EDP perdeu 400 milhões com os CMEC
"A passagem de CAE para CMEC não é favorável à EDP, é até ligeiramente desfavorável. Não foi por aqui que embelezaram a noiva ou engordaram o porco." O argumento foi apresentado na comissão parlamentar de inquérito às rendas excessivas da energia pelo economista João Duque, autor de um estudo datado de maio de 2012 e encomendado diretamente ao professor do ISEG por António Mexia, CEO da EDP. O documento confidencial "Análise Financeira dos CMEC e da Extensão do Domínio Hídrico da EDP", a que o Dinheiro Vivo teve acesso, calcula esta alegada desvantagem da EDP em 441 milhões de euros.
Esta diferença de valores surge entre os 833 milhões de euros da valorização dos CMEC de acordo com a "metodologia do acordo realizado em 2007 num cenário pós-CAE" e os 1274 milhões de euros que resultaram da avaliação do estudo em causa. Os cálculos que surgem no documento mostram que este valor mais elevado devido à EDP por ter passado para os CMEC resulta de uma discrepância entre cashflows esperados: por um lado, um custo de capital anual de baixo risco, de 4,85% (nominal, antes de impostos), para o período entre 2007 e 2016; por outro, um risco mais elevado, calculado a 7,55% entre 2017 e 2027. Segundo este raciocínio, o valor anual pago à EDP deveria ter oscilado entre 101 e 125 milhões de euros, em vez dos 82 milhões decididos em 2007.

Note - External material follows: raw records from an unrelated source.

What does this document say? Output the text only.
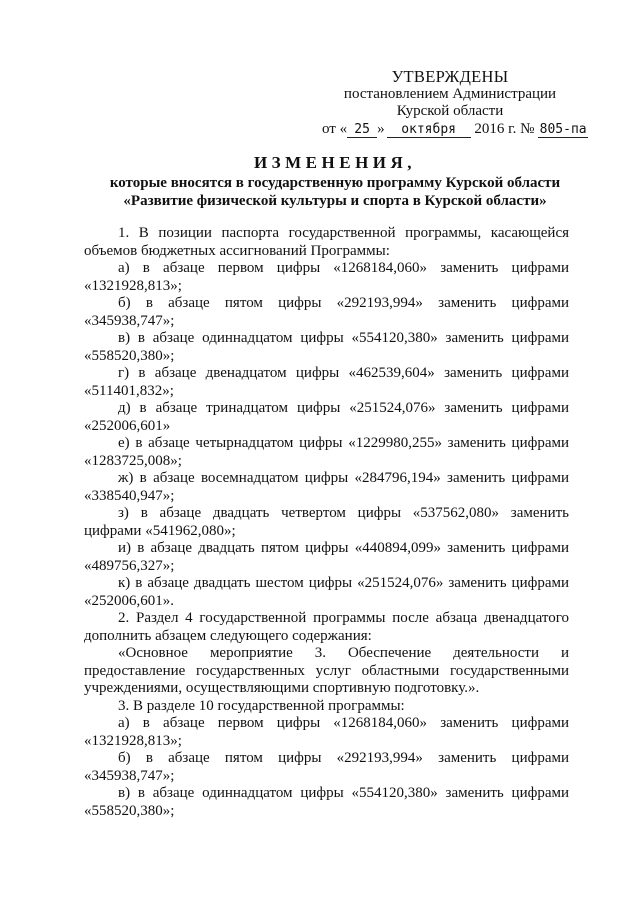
УТВЕРЖДЕНЫ
постановлением Администрации
Курской области
от « 25 » октября 2016 г. № 805-па
ИЗМЕНЕНИЯ,
которые вносятся в государственную программу Курской области
«Развитие физической культуры и спорта в Курской области»

1. В позиции паспорта государственной программы, касающейся объемов бюджетных ассигнований Программы:

а) в абзаце первом цифры «1268184,060» заменить цифрами «1321928,813»;

б) в абзаце пятом цифры «292193,994» заменить цифрами «345938,747»;

в) в абзаце одиннадцатом цифры «554120,380» заменить цифрами «558520,380»;

г) в абзаце двенадцатом цифры «462539,604» заменить цифрами «511401,832»;

д) в абзаце тринадцатом цифры «251524,076» заменить цифрами «252006,601»

е) в абзаце четырнадцатом цифры «1229980,255» заменить цифрами «1283725,008»;

ж) в абзаце восемнадцатом цифры «284796,194» заменить цифрами «338540,947»;

з) в абзаце двадцать четвертом цифры «537562,080» заменить цифрами «541962,080»;

и) в абзаце двадцать пятом цифры «440894,099» заменить цифрами «489756,327»;

к) в абзаце двадцать шестом цифры «251524,076» заменить цифрами «252006,601».

2. Раздел 4 государственной программы после абзаца двенадцатого дополнить абзацем следующего содержания:

«Основное мероприятие 3. Обеспечение деятельности и предоставление государственных услуг областными государственными учреждениями, осуществляющими спортивную подготовку.».

3. В разделе 10 государственной программы:

а) в абзаце первом цифры «1268184,060» заменить цифрами «1321928,813»;

б) в абзаце пятом цифры «292193,994» заменить цифрами «345938,747»;

в) в абзаце одиннадцатом цифры «554120,380» заменить цифрами «558520,380»;
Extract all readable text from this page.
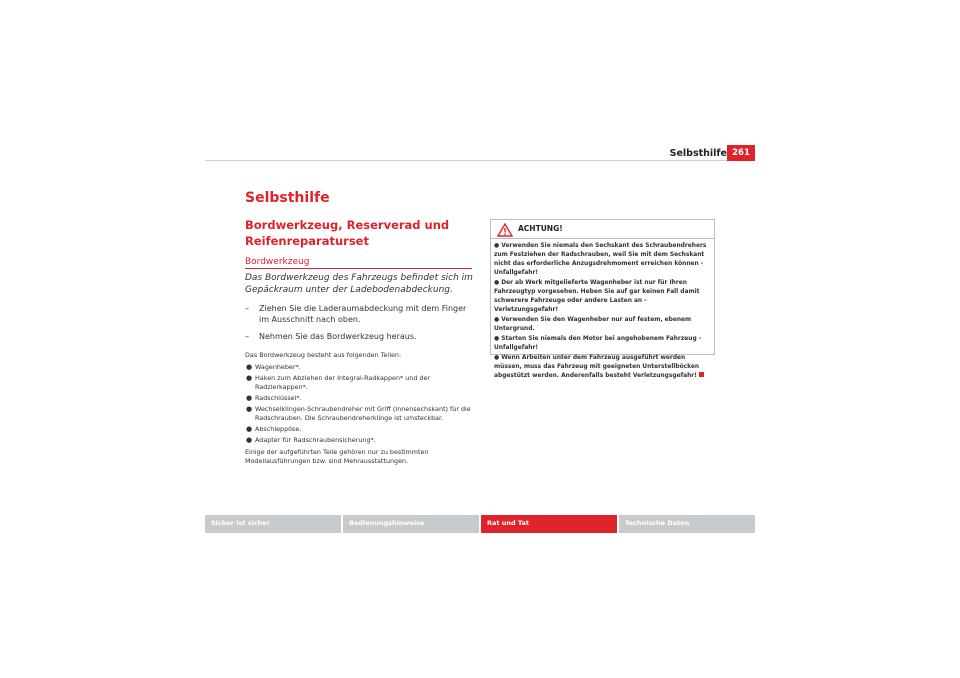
Selbsthilfe 261
Selbsthilfe
Bordwerkzeug, Reserverad und Reifenreparaturset
Bordwerkzeug
Das Bordwerkzeug des Fahrzeugs befindet sich im Gepäckraum unter der Ladebodenabdeckung.
– Ziehen Sie die Laderaumabdeckung mit dem Finger im Ausschnitt nach oben.
– Nehmen Sie das Bordwerkzeug heraus.

Das Bordwerkzeug besteht aus folgenden Teilen:

● Wagenheber*.
● Haken zum Abziehen der Integral-Radkappen* und der Radzierkappen*.
● Radschlüssel*.
● Wechselklingen-Schraubendreher mit Griff (Innensechskant) für die Radschrauben. Die Schraubendreherklinge ist umsteckbar.
● Abschleppöse.
● Adapter für Radschraubensicherung*.

Einige der aufgeführten Teile gehören nur zu bestimmten Modellausführungen bzw. sind Mehrausstattungen.

ACHTUNG!
● Verwenden Sie niemals den Sechskant des Schraubendrehers zum Festziehen der Radschrauben, weil Sie mit dem Sechskant nicht das erforderliche Anzugsdrehmoment erreichen können - Unfallgefahr!
● Der ab Werk mitgelieferte Wagenheber ist nur für Ihren Fahrzeugtyp vorgesehen. Heben Sie auf gar keinen Fall damit schwerere Fahrzeuge oder andere Lasten an - Verletzungsgefahr!
● Verwenden Sie den Wagenheber nur auf festem, ebenem Untergrund.
● Starten Sie niemals den Motor bei angehobenem Fahrzeug - Unfallgefahr!
● Wenn Arbeiten unter dem Fahrzeug ausgeführt werden müssen, muss das Fahrzeug mit geeigneten Unterstellböcken abgestützt werden. Anderenfalls besteht Verletzungsgefahr!
Sicher ist sicher	Bedienungshinweise	Rat und Tat	Technische Daten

"Um dia o doutor António Mexia ou o doutor Manso Neto, não me recordo qual deles, ligou-me a perguntar se uma equipa do ISEG podia fazer um trabalho de análise financeira à forma como foram renegociados os CMEC, por substituição dos CAE. Como a avaliação é financeira, e sendo eu professor de Finanças, disse que podia integrar o grupo de trabalho. Porque a questão reduzia-se meramente à técnica", contou João Duque no Parlamento. Questionado sobre se a EDP lhe encomendou o estudo para justificar alguma medida política ou decisão da empresa, o economista respondeu: "Provavelmente era para defender a sua posição."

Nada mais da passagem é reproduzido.